US 12,482,253 B2
	Using grounded rationales to improve visual reasoning
Apratim Bhattacharyya, San Diego, CA (US); Roland Memisevic, Toronto (CA); Sunny Praful Kumar Panchal, Toronto (CA); Reza Pourreza, San Diego, CA (US); Mingu Lee, San Diego, CA (US); and Pulkit Madan, Toronto (CA)
Assigned to QUALCOMM Incorporated, San Diego, CA (US)
Filed by QUALCOMM Incorporated, San Diego, CA (US)
Filed on Nov. 2, 2023, as Appl. No. 18/500,986.
Claims priority of provisional application 63/467,159, filed on May 17, 2023.
Prior Publication US 2024/0386712 A1, Nov. 21, 2024
Int. Cl. G06V 10/82 (2022.01); G06F 40/10 (2020.01); G06F 40/284 (2020.01)

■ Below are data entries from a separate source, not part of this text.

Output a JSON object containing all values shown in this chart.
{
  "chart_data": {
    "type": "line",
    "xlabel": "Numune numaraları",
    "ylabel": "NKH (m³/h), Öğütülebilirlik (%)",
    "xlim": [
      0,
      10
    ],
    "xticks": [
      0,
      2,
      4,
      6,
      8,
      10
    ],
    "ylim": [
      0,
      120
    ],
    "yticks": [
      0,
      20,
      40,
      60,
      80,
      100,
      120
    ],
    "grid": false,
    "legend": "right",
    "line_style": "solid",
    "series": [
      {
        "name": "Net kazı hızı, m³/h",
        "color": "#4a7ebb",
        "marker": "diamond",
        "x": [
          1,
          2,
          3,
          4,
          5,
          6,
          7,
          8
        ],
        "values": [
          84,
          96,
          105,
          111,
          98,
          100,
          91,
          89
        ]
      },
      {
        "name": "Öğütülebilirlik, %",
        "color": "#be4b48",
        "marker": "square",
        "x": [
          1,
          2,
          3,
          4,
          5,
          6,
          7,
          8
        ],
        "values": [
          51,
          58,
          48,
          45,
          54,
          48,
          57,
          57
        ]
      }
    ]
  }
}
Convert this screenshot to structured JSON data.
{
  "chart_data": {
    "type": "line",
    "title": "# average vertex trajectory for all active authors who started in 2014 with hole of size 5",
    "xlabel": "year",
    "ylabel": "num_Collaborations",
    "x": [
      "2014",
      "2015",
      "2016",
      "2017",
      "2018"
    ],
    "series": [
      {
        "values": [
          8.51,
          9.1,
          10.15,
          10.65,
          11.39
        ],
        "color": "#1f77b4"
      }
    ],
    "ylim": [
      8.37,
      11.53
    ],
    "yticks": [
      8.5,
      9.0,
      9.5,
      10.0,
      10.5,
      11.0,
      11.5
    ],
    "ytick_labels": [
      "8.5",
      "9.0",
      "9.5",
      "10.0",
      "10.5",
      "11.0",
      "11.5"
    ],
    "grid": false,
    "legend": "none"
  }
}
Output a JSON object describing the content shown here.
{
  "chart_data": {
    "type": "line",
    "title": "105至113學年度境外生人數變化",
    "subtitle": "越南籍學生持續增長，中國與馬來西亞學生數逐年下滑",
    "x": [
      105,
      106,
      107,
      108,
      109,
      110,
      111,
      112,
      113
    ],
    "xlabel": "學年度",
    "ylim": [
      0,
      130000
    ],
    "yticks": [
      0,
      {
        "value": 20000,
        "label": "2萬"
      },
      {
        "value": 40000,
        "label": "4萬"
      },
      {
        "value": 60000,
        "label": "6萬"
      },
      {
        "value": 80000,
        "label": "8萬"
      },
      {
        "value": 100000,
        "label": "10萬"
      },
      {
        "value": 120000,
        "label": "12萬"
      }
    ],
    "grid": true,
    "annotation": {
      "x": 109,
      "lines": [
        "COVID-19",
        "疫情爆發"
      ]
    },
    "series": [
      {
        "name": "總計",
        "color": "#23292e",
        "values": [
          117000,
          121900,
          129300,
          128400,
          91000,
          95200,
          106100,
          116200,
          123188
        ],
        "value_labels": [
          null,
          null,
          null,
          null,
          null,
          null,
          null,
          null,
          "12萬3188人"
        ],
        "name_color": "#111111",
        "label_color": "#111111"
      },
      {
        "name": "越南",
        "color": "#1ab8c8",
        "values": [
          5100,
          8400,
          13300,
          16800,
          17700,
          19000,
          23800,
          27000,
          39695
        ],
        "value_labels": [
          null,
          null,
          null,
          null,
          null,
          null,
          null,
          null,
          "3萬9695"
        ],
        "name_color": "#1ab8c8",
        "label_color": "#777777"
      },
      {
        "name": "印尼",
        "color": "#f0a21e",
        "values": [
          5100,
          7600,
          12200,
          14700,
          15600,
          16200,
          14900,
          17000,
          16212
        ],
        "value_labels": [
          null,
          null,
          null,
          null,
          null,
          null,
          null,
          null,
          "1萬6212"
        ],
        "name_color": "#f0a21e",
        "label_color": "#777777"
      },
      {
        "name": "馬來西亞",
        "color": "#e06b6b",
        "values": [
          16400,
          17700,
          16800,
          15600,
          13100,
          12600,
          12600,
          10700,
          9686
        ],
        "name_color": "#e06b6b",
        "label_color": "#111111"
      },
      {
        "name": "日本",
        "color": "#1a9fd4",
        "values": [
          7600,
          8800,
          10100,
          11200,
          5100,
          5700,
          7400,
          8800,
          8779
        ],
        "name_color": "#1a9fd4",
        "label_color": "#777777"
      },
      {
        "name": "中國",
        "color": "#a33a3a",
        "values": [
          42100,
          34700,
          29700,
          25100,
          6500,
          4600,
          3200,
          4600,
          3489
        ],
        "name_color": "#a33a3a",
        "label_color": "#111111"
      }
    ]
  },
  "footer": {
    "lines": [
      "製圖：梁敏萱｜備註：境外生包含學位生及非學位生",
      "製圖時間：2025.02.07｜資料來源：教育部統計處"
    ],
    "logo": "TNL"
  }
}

CPC G06V 10/82 (2022.01) [G06F 40/10 (2020.01); G06F 40/284 (2020.01)]

30 Claims

9. A processor-implemented method performed by at least one processor, the processor-implemented method comprising:

receiving, by a first artificial neural network (ANN), an interleaved sequence of images and textual information;

extracting, by the first ANN, grid features of the images of the interleaved sequence of the images and the textual information to generate a representation of the interleaved sequence of the images and the textual information based on the grid features;

mapping, by a second ANN, the grid features to a textual domain;

extracting, by the second ANN, visual information of the interleaved sequence of the images and the textual information based on the grid features in the textual domain; and

determining, by the second ANN, a rationale based on the visual information of the interleaved sequence of images and the textual information, the visual information comprising one or more lower-level surrogate tasks.